Our vision is ubiquitous machine-contextual-awareness at the service of humanity. Sounds ambitious? It is! From a technical standpoint, however, we believe the underlying framework is in place and consists of the following three layers:
- real-time location on a human scale
- the Web of Things (and People!)
- the Semantic Web
If a tiny team at the University of Cambridge was able to connect a coffee pot to the Internet in 1991, and soon thereafter leverage the standards of the nascent World Wide Web for anyone anywhere to observe the amount of coffee in the pot via their browser, surely our ambition is justifiable!
If machines are to better serve humans through contextual awareness, they must understand that we move around plenty and interact with the objects around us (case in point: coffee pots). Fortunately, real-time location systems (RTLS) have been designed for this purpose. While these tend to focus on tracking a few things with precise location, we require instead the ability to track anything with "good enough" location.
The illustration below shows four common products detected by two sensors listening for their Bluetooth Low Energy (BLE) advertising packets.
Here, machines understand that two BLE devices (wearable and smartphone) are currently closest to the sensor on the left, and two others (beacon and webcam) are currently closest to the sensor on the right. Moreover, given that the range of the radios effectively limits them to a human scale, machines can infer with "good enough" chances that all four devices are relatively close to one another.
As there are now billions of BLE devices across the planet, and an order of magnitude more RFID tags with similar range, the ability to identify and locate almost anything on a human scale becomes plausible, if not likely.
If machines are to better serve humans through contextual awareness, they must be able to represent people, products and places in a way they can understand. Fortunately, the Web of Things (WoT) has been designed for this purpose, using existing Web standards to provide the ability for real-world objects to exist on the Web.
Paying homage to the Trojan Room Coffee Pot, the illustration below shows how the wearable has been associated with Quentin, the smartphone with Paul, the beacon with the coffee pot and the webcam with its latest image capture. The sensors too have been associated with real-world places, namely the Trojan Room and the adjoining corridor.
Here, machines understand that Quentin and Paul are currently in the Trojan Room, while the coffee pot and coffee cam are in the nearby corridor. Such understanding was achieved by associating the data advertised by each device (ex: Paul's smartphone) with the corresponding URL of their existing profile on the Web. This association can be made using a variety of mechanisms:
- inclusion of the URL in the advertising packet (ex: Eddystone)
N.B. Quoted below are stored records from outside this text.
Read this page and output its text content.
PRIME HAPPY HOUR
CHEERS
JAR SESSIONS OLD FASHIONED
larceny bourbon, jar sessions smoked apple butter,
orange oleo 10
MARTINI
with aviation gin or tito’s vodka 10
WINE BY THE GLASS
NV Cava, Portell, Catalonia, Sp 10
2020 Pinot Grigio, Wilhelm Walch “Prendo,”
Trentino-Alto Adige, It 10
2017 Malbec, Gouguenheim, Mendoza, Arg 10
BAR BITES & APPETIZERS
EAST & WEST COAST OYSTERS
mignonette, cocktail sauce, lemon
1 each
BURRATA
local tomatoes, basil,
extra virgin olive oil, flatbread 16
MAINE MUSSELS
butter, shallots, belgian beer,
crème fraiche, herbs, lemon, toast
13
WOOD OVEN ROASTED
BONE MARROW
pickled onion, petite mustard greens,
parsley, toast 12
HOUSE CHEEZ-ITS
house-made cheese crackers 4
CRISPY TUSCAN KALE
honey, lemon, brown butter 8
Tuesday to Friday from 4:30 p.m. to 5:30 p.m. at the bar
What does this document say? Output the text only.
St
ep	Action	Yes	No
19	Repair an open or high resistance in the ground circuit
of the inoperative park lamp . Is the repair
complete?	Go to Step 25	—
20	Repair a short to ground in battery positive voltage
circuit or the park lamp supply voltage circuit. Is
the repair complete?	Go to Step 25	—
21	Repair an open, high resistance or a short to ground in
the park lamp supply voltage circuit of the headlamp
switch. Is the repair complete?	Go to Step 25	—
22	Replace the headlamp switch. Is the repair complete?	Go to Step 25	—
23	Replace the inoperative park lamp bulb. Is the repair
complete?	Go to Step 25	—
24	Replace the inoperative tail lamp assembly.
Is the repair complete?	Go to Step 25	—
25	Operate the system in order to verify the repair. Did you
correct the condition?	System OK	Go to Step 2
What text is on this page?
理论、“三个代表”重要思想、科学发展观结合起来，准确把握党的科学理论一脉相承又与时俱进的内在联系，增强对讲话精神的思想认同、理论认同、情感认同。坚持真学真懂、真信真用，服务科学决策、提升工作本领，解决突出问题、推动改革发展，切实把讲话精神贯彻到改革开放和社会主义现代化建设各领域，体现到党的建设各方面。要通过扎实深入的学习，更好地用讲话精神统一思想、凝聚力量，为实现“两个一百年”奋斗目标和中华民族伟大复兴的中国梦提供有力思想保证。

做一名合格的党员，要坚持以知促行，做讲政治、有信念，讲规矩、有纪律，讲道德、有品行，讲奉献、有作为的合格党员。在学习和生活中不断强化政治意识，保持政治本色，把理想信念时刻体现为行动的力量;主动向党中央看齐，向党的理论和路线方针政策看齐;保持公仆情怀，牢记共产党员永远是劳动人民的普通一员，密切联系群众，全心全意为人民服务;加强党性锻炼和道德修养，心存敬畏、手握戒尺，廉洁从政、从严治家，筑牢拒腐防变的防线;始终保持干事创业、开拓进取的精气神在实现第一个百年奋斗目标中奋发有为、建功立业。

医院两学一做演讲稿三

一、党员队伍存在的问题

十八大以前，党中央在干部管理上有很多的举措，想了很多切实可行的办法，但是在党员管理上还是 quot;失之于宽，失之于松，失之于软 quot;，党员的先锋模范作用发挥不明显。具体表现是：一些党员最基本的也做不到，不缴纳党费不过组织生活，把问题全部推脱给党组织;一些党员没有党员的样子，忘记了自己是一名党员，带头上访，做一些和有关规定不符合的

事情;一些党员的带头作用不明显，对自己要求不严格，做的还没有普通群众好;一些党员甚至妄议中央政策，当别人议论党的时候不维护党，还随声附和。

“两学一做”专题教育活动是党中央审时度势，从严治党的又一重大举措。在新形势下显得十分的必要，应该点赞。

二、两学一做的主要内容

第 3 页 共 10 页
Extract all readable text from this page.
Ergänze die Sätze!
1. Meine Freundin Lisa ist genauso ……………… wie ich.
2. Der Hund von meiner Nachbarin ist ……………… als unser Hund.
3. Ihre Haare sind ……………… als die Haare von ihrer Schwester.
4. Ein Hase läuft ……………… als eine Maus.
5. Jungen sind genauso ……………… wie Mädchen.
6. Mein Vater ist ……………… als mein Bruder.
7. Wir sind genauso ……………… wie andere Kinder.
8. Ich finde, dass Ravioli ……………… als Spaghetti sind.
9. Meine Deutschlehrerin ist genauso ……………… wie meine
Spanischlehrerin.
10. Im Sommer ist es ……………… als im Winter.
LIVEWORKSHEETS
- lookup via an implicit identifier association (ex: Sniffypedia)
- lookup via an explicit identifier association
We maintain an open source library for the decoding of advertising packets called advlib (presented at IEEE WF-IoT 2015), and an open source associations index and profile database called Sniffypedia. Together, these provide the ability for machines to identify and associate most BLE devices with an existing profile on the Web.
If machines are to better serve humans through contextual awareness, they must be able to represent the relationships among people, products and places in a way they can understand. Fortunately, the Semantic Web has been proposed for this purpose, and the recent adoption of enabling standards such as JSON-LD and Schema.org by the major search engines is an encouraging step towards the ability for machines to understand the relationships among both real-world entities and abstract concepts.
Building on our example, the illustration below shows how relationships among the actors are encoded, and the concept of both coffee and the University of Cambridge introduced.
Here, machines understand that Quentin and Paul, both coffee drinkers and Cambridge alumni, happen to be, right now, together in the Trojan Room adjacent to the corridor with the coffee contraption they created a quarter-century ago. Could those same machines understand the level of coffee and estimate demand based on the profiles of the current occupants? Yes! Have we reached the promised land of programmatic coffee? Perhaps! As long one can automate the replenishment of water, filter and grounds...
Our technology incorporates these three layers, leveraging the Web and open standards whenever possible, in order to serve what we call hyperlocal context. The machine-contextual-awareness afforded by this service can be used to simply observe and measure real-world behaviour, and, in keeping with our vision, to enable next-generation programmatic interactions for the benefit of humanity.
The fourth industrial revolution is very much a revolution in efficiency, driven by technology that understands and optimally reacts. But we believe it is every bit as much a revolution in the human experience, where again, less is more. And we hope you'll agree that that is a future worth fighting for.